As it went into voice mail, the operator disconnected, saying, "I'm sorry. There's no one there to accept charges."

"Wait," Tess said, worry niggling at her. "Will you try it again?" "One moment."

Tess waited anxiously as the phone began ringing again at the clinic. No answer.

"I'm sorry," the operator said again, disconnecting the call.

"I don't understand," Tess murmured, more to herself. "Can you tell me what time it is?"

"It's ten-thirteen A.M."

Nora wouldn't break for lunch until noon, and she never called in sick, so why wasn't she picking up the call? Something must be wrong.

"Would you like to try another number?"

"Yes, I would."

Tess gave the operator Nora's land line, then, when that call came up empty, she gave her Nora's cell. As each call rang unanswered, Tess's heart sank deeper in her chest.
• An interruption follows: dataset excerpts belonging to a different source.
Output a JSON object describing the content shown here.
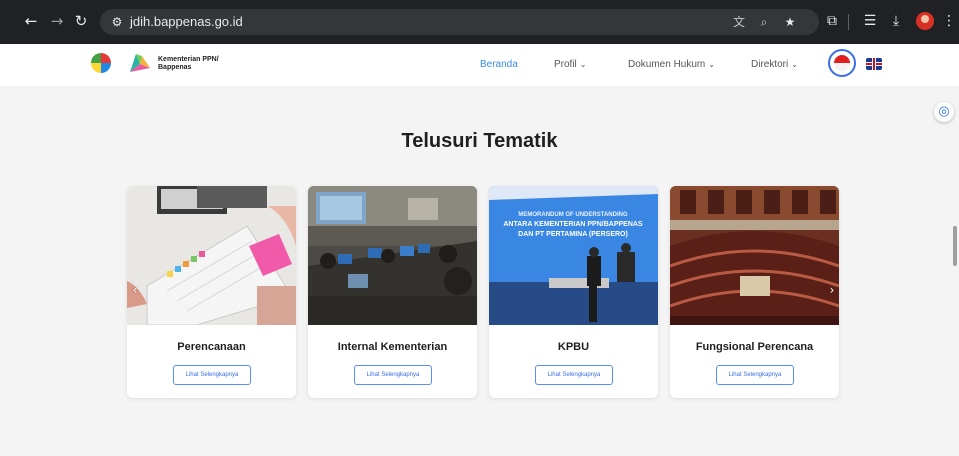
{
  "browser": {
    "url": "jdih.bappenas.go.id",
    "icons": {
      "back": "arrow-left-icon",
      "forward": "arrow-right-icon",
      "reload": "reload-icon",
      "site_info": "tune-icon",
      "translate": "translate-icon",
      "zoom": "zoom-icon",
      "bookmark": "star-icon",
      "extensions": "puzzle-icon",
      "reading_list": "reading-list-icon",
      "downloads": "download-icon",
      "menu": "more-vertical-icon"
    }
  },
  "site": {
    "logo_text_line1": "Kementerian PPN/",
    "logo_text_line2": "Bappenas",
    "menu": [
      {
        "label": "Beranda",
        "active": true,
        "dropdown": false
      },
      {
        "label": "Profil",
        "active": false,
        "dropdown": true
      },
      {
        "label": "Dokumen Hukum",
        "active": false,
        "dropdown": true
      },
      {
        "label": "Direktori",
        "active": false,
        "dropdown": true
      }
    ],
    "languages": [
      "indonesia-flag-icon",
      "uk-flag-icon"
    ]
  },
  "section": {
    "title": "Telusuri Tematik",
    "cards": [
      {
        "title": "Perencanaan",
        "button": "Lihat Selengkapnya"
      },
      {
        "title": "Internal Kementerian",
        "button": "Lihat Selengkapnya"
      },
      {
        "title": "KPBU",
        "button": "Lihat Selengkapnya",
        "image_text_1": "MEMORANDUM OF UNDERSTANDING",
        "image_text_2": "ANTARA KEMENTERIAN PPN/BAPPENAS",
        "image_text_3": "DAN PT PERTAMINA (PERSERO)"
      },
      {
        "title": "Fungsional Perencana",
        "button": "Lihat Selengkapnya"
      }
    ]
  },
  "colors": {
    "accent": "#3a8ee6",
    "page_bg": "#f4f4f4",
    "chrome_bg": "#202124"
  }
}
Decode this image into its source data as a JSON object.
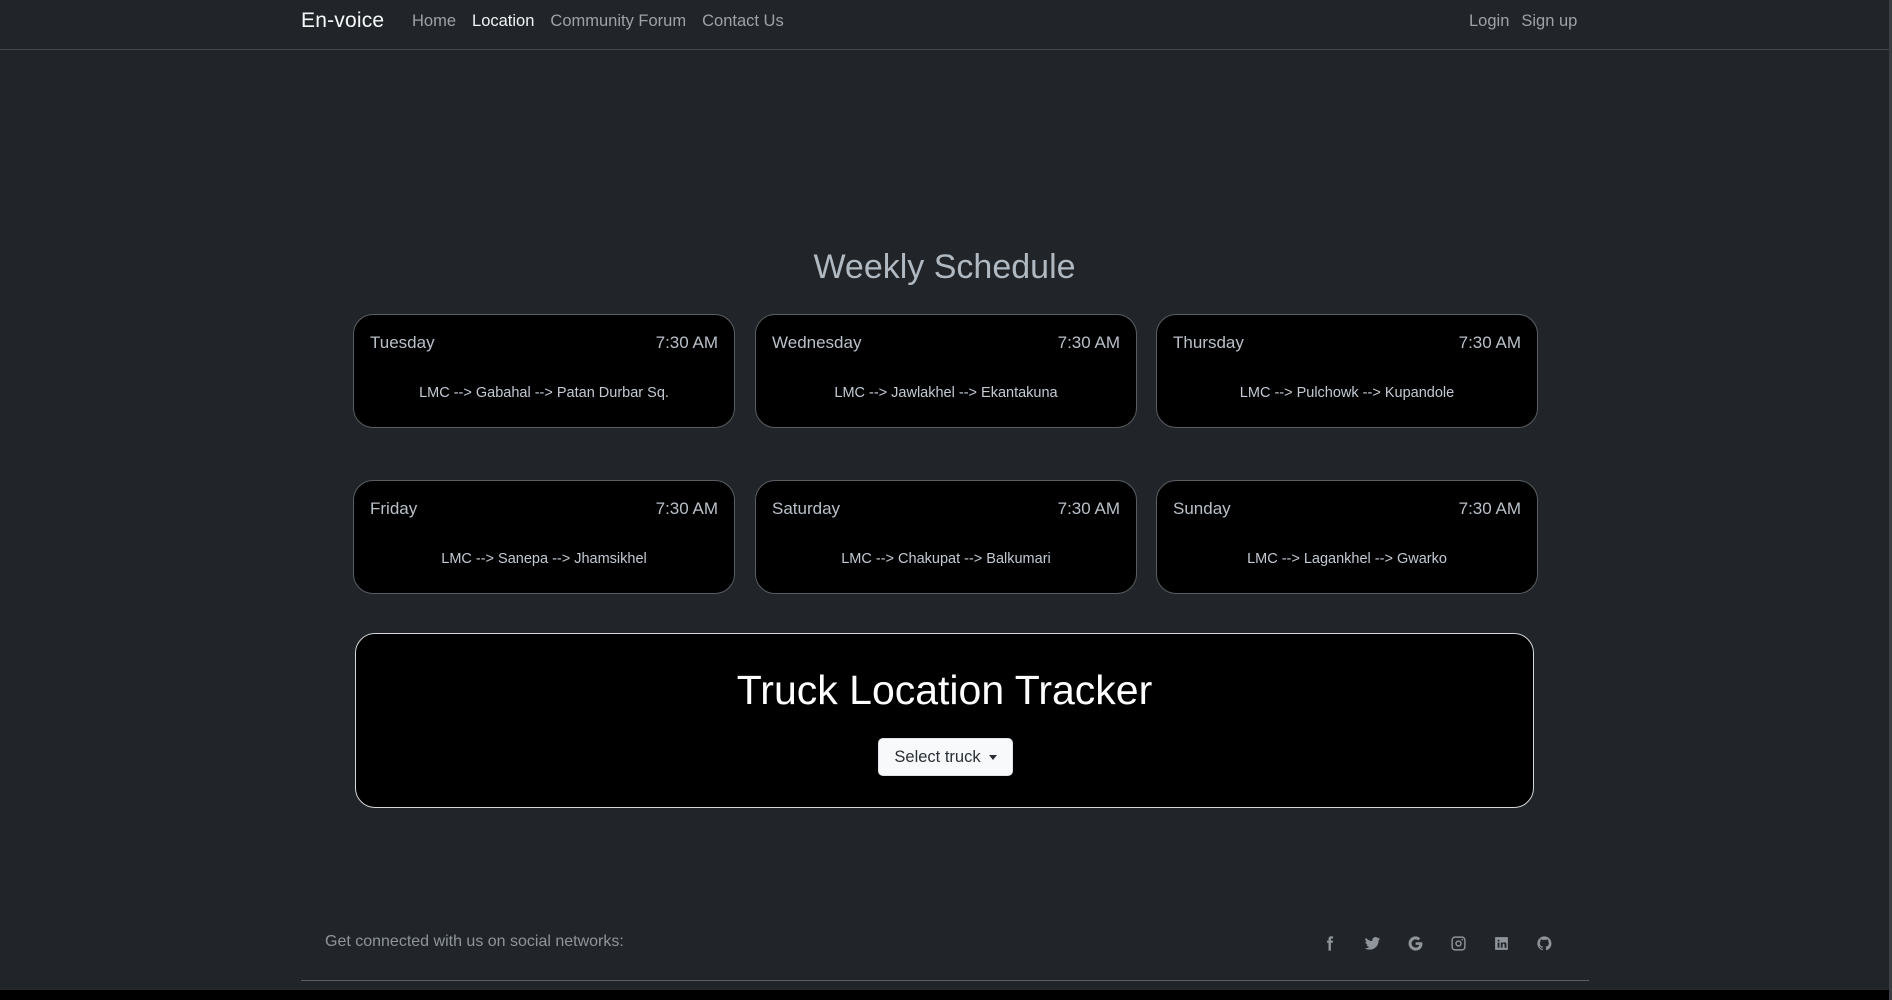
{
  "navbar": {
    "brand": "En-voice",
    "links": [
      {
        "label": "Home",
        "active": false
      },
      {
        "label": "Location",
        "active": true
      },
      {
        "label": "Community Forum",
        "active": false
      },
      {
        "label": "Contact Us",
        "active": false
      }
    ],
    "auth": {
      "login": "Login",
      "signup": "Sign up"
    }
  },
  "schedule": {
    "title": "Weekly Schedule",
    "cards": [
      {
        "day": "Tuesday",
        "time": "7:30 AM",
        "route": "LMC --> Gabahal --> Patan Durbar Sq."
      },
      {
        "day": "Wednesday",
        "time": "7:30 AM",
        "route": "LMC --> Jawlakhel --> Ekantakuna"
      },
      {
        "day": "Thursday",
        "time": "7:30 AM",
        "route": "LMC --> Pulchowk --> Kupandole"
      },
      {
        "day": "Friday",
        "time": "7:30 AM",
        "route": "LMC --> Sanepa --> Jhamsikhel"
      },
      {
        "day": "Saturday",
        "time": "7:30 AM",
        "route": "LMC --> Chakupat --> Balkumari"
      },
      {
        "day": "Sunday",
        "time": "7:30 AM",
        "route": "LMC --> Lagankhel --> Gwarko"
      }
    ]
  },
  "tracker": {
    "title": "Truck Location Tracker",
    "select_label": "Select truck"
  },
  "footer": {
    "text": "Get connected with us on social networks:",
    "social_icons": [
      "facebook-icon",
      "twitter-icon",
      "google-icon",
      "instagram-icon",
      "linkedin-icon",
      "github-icon"
    ]
  },
  "colors": {
    "background": "#212529",
    "card_background": "#000000",
    "text_muted": "#adb5bd",
    "button_light": "#f8f9fa"
  }
}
Everything felt wrong to her. Very wrong.

With dread pounding through her, Tess hung up the pay phone and began walking for the nearest subway station. She didn't have the dollar-twenty-five fare it would cost to ride to the North End, but a grandmotherly woman on the street took pity on her and gave her a handful of loose change.

The trip home seemed to take forever, each stranger's face on the train seeming to stare at her as if they knew she didn't belong there among them. As if they could sense that she had been changed somehow, no longer a part of the normal world. No longer a part of their human world.

And maybe she wasn't, Tess thought, reflecting on all that Dante had told her--everything she had seen and been a part of in the past several hours. The past several days, she corrected herself, thinking back on Halloween night, when she'd truly first seen Dante.

When he'd sunk his fangs into her neck and turned her normal world upside down.

But maybe she wasn't being totally fair. Tess couldn't remember a time when she'd really felt a part of anything normal. She had always been... different. Her unusual ability, even more than her troubled past, had always kept her separate from other people. She'd always felt like a misfit, an outsider, unable to trust anyone with her secrets.

Until Dante.

He had opened her eyes to so much. He'd made her feel, made her desire in ways she never had before. He'd made her hope for things she'd only dreamed of. He'd made her feel safe and understood. Worse than that, he had made her feel loved.